The Shamrock Hotel in Blackville was built in 1912, and during its heyday it was a popular gathering place for locals and visitors alike. However, during the 1960s business began to decline and the hotel closed during the winter months. It closed for good in 1968, though several business continued to operated out of the first floor until 1982.
The lobby of the Shamrock was once a lively place, filled with people playing games like pool and poker. According to the Barnwell County Museum, the lobby floor had white ceramic tile with “The Shamrock” written in green tiles near the entrance. A dining room took up a third of the second floor, and there was a kitchen and a screened porch in the back. The hotel had 30 guest rooms, each with their own private restroom.
Passengers from trains in the 1940s frequently stayed at the Shamrock Hotel while passing through Blackville.
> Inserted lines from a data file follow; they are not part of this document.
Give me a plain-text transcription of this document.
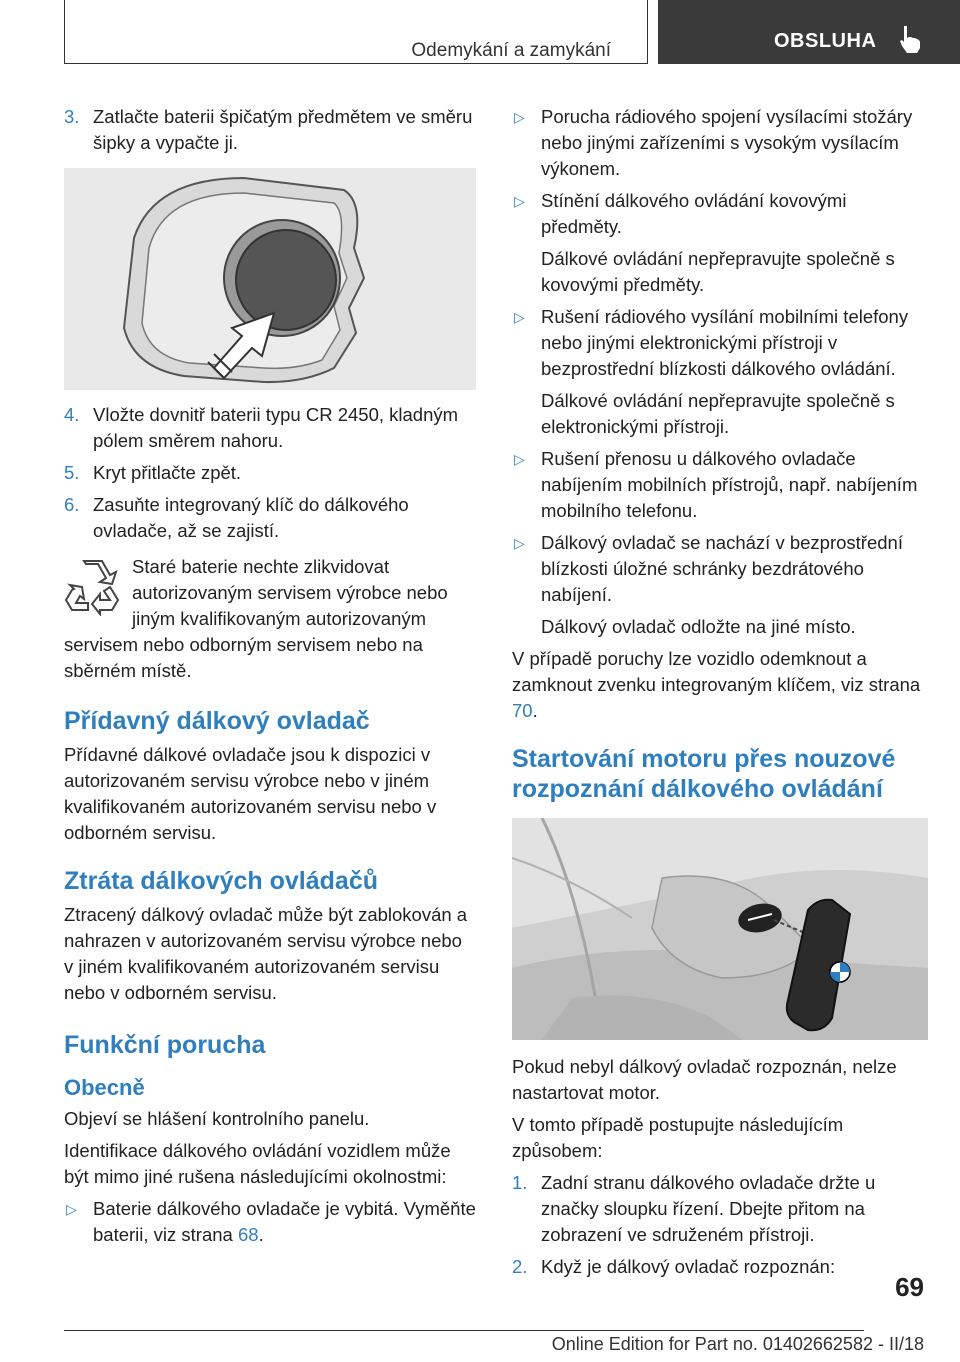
Odemykání a zamykání	OBSLUHA
3. Zatlačte baterii špičatým předmětem ve směru šipky a vypačte ji.
4. Vložte dovnitř baterii typu CR 2450, kladným pólem směrem nahoru.
5. Kryt přitlačte zpět.
6. Zasuňte integrovaný klíč do dálkového ovladače, až se zajistí.
Staré baterie nechte zlikvidovat autorizovaným servisem výrobce nebo jiným kvalifikovaným autorizovaným servisem nebo odborným servisem nebo na sběrném místě.
Přídavný dálkový ovladač
Přídavné dálkové ovladače jsou k dispozici v autorizovaném servisu výrobce nebo v jiném kvalifikovaném autorizovaném servisu nebo v odborném servisu.
Ztráta dálkových ovládačů
Ztracený dálkový ovladač může být zablokován a nahrazen v autorizovaném servisu výrobce nebo v jiném kvalifikovaném autorizovaném servisu nebo v odborném servisu.
Funkční porucha
Obecně
Objeví se hlášení kontrolního panelu.
Identifikace dálkového ovládání vozidlem může být mimo jiné rušena následujícími okolnostmi:
▷ Baterie dálkového ovladače je vybitá. Vyměňte baterii, viz strana 68.
▷ Porucha rádiového spojení vysílacími stožáry nebo jinými zařízeními s vysokým vysílacím výkonem.
▷ Stínění dálkového ovládání kovovými předměty.
Dálkové ovládání nepřepravujte společně s kovovými předměty.
▷ Rušení rádiového vysílání mobilními telefony nebo jinými elektronickými přístroji v bezprostřední blízkosti dálkového ovládání.
Dálkové ovládání nepřepravujte společně s elektronickými přístroji.
▷ Rušení přenosu u dálkového ovladače nabíjením mobilních přístrojů, např. nabíjením mobilního telefonu.
▷ Dálkový ovladač se nachází v bezprostřední blízkosti úložné schránky bezdrátového nabíjení.
Dálkový ovladač odložte na jiné místo.
V případě poruchy lze vozidlo odemknout a zamknout zvenku integrovaným klíčem, viz strana 70.
Startování motoru přes nouzové rozpoznání dálkového ovládání
Pokud nebyl dálkový ovladač rozpoznán, nelze nastartovat motor.
V tomto případě postupujte následujícím způsobem:
1. Zadní stranu dálkového ovladače držte u značky sloupku řízení. Dbejte přitom na zobrazení ve sdruženém přístroji.
2. Když je dálkový ovladač rozpoznán:
69
Online Edition for Part no. 01402662582 - II/18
When the use of trains declined and more people began using cars, unfortunately business declined for the hotel as well.
Like many structures, the hotel fell into rapid decline after the roof deteriorated, exposing its interior to the elements. At one time, plans were made to restore the hotel to its former glory, but no work was ever completed, most likely due to prohibitive costs associated with the work. Phoenix Preservation Group is responsible for the ruins and hopes to preserve as much as the facade as possible. Current plans hope to feature the interior of the ruins as an open-air facility or park.
Below is a composite image of the Shamrock Hotel created by frequent contributor Tom Taylor. Taylor combined a recent photo of the hotel with an old photo depicting the hotel in its prime. The result allows viewers to see the remains of the Shamrock Hotel while envisioning what it looked like during its operational days.
Historic Pictures of the Shamrock Hotel
Reflections on the Shamrock Hotel
Contributor Treva Thomas Hammond shares her experience capturing the Shamrock Hotel: “This is the remaining facade of the once-thriving Shamrock Hotel, circa 1913. In its heyday, it was a gathering place for locals as well as a hotel for travelers coming through on the train from various locations. While walking through the ruins, you can almost hear the hustle and bustle of activity from years past.”